А побывала она в Третьяковке впервые ни много ни мало в 1891 году! Случилось это во время ее свадебного путешествия. Жили они тогда на Кавказе, дед служил начальником Земельного управления, сначала в Баку, потом в Тифлисе, там они и венчались. И вот дед привез молодую жену – бабушке было тогда девятнадцать лет – в Первопрестольную. Он мечтал показать ей Кремль, Московский университет, где учились их общие кумиры – Лермонтов, Герцен, Огарев, Белинский, – храм Христа Спасителя и, конечно же, Третьяковскую галерею.

Середина лета. Университет пуст, студенты и профессора разъехались на летние вакации. Однако приветливый сторож охотно провел их по коридорам и аудиториям легендарного русского храма науки. Потом они долго стояли перед образом святой Татьяны, покровительницы университета, что находился в нише на углу Большой Никитской и Волхонки. Молодые супруги мечтали, чтобы первой у них родилась дочь, которую они назовут Татьяной, чтобы была она умной, талантливой и стремилась к учению. Желание их исполнилось, и вскоре у них появилась девочка, которой и суждено было стать моей матерью.

А вот с Третьяковской галереей оказалось сложнее. Она была закрыта. Но, взглянув на исполненное отчаяния лицо обожаемой жены, дед решительно направился к дому Павла Михайловича Третьякова, благо он примыкал к галерее, попросил швейцара доложить о нем и, когда Павел Михайлович вышел к нему, рассказал, что приехали они с далекого Кавказа и не могут покинуть Москву, не взглянув на его прославленную сокровищницу.

И Павел Михайлович сам повел их по галерее, показывая свои любимые картины и рассказывая истории приобретения некоторых из них. Третьяков даже предложил молодым отобедать вместе с ними, когда осмотр был закончен, но они, конечно же, отказались, не смея отнимать у него столько времени. И рассыпаясь в искренних и горячих благодарностях, расстались с гостеприимным хозяином, навсегда сохранив к нему благодарность.

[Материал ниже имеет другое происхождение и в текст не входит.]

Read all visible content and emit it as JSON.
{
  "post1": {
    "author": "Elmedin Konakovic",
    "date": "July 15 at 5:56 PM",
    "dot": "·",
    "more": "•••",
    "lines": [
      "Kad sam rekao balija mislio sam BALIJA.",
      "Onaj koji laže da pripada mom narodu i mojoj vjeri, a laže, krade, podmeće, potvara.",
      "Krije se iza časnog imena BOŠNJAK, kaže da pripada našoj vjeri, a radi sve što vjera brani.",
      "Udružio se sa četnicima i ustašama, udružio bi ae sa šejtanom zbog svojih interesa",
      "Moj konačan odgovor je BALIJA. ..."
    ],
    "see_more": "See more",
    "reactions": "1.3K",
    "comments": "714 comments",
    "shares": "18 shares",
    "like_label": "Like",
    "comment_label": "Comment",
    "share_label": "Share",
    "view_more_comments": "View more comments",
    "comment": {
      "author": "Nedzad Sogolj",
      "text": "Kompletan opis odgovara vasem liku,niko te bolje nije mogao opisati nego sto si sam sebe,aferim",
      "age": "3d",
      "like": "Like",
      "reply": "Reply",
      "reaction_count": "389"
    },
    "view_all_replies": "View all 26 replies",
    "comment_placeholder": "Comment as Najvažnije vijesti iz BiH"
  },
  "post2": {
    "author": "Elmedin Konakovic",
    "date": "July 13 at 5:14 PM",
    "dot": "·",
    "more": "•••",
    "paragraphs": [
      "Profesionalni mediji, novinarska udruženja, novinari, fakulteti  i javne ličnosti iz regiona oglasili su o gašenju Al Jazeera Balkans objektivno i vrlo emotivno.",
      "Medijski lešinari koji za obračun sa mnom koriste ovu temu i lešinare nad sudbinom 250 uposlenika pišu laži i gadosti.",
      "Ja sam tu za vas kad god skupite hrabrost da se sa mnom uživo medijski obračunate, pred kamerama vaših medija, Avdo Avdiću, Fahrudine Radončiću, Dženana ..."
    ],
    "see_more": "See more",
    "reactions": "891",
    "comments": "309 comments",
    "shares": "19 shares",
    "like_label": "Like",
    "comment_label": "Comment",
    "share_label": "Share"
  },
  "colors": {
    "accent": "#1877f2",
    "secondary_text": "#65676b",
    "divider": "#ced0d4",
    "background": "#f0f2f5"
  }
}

…Мы медленно шли с бабушкой по Кадашевской набережной, впрочем, набережной как таковой не было, по замерзшей Канаве бегали окрестные ребятишки, кидались снежками, катались на деревянных санках и самодельных лыжах, оглашая морозный воздух веселым гомоном.

А потом были счастливые часы в Третьяковке, где картины с каждым разом становились тебе все дороже и встречали тебя как добрые друзья – «Аленушка», «Три богатыря», «Дети, бегущие от грозы», «Девочка с персиками», и щемящая сердце картина «Всюду жизнь», и несчастная «Княжна Тараканова», и тихий левитановский «Омут».

С годами привязанности менялись: любовь к Васнецову и Нестерову заслонялась любовью к Сурикову, Иванову, Серову, а потом к Врубелю, Сомову, Малявину, но каждый раз это была любовь на всю жизнь.

Не подозревала я тогда, что спустя много-много лет я буду долгие годы жить возле Третьяковки, и стоит сделать несколько шагов – и ты очутишься в заветных залах. И как обеднела моя духовная жизнь, когда началась реконструкция Третьяковской галереи и она оказалась закрытой почти на полтора десятка лет. А когда наконец реконструкция была закончена и мне удалось еще до официального открытия пройти по ее залам, то не постыжусь признаться, что при встрече с любимыми картинами я обливалась слезами, как при встрече с родными людьми после долгой разлуки.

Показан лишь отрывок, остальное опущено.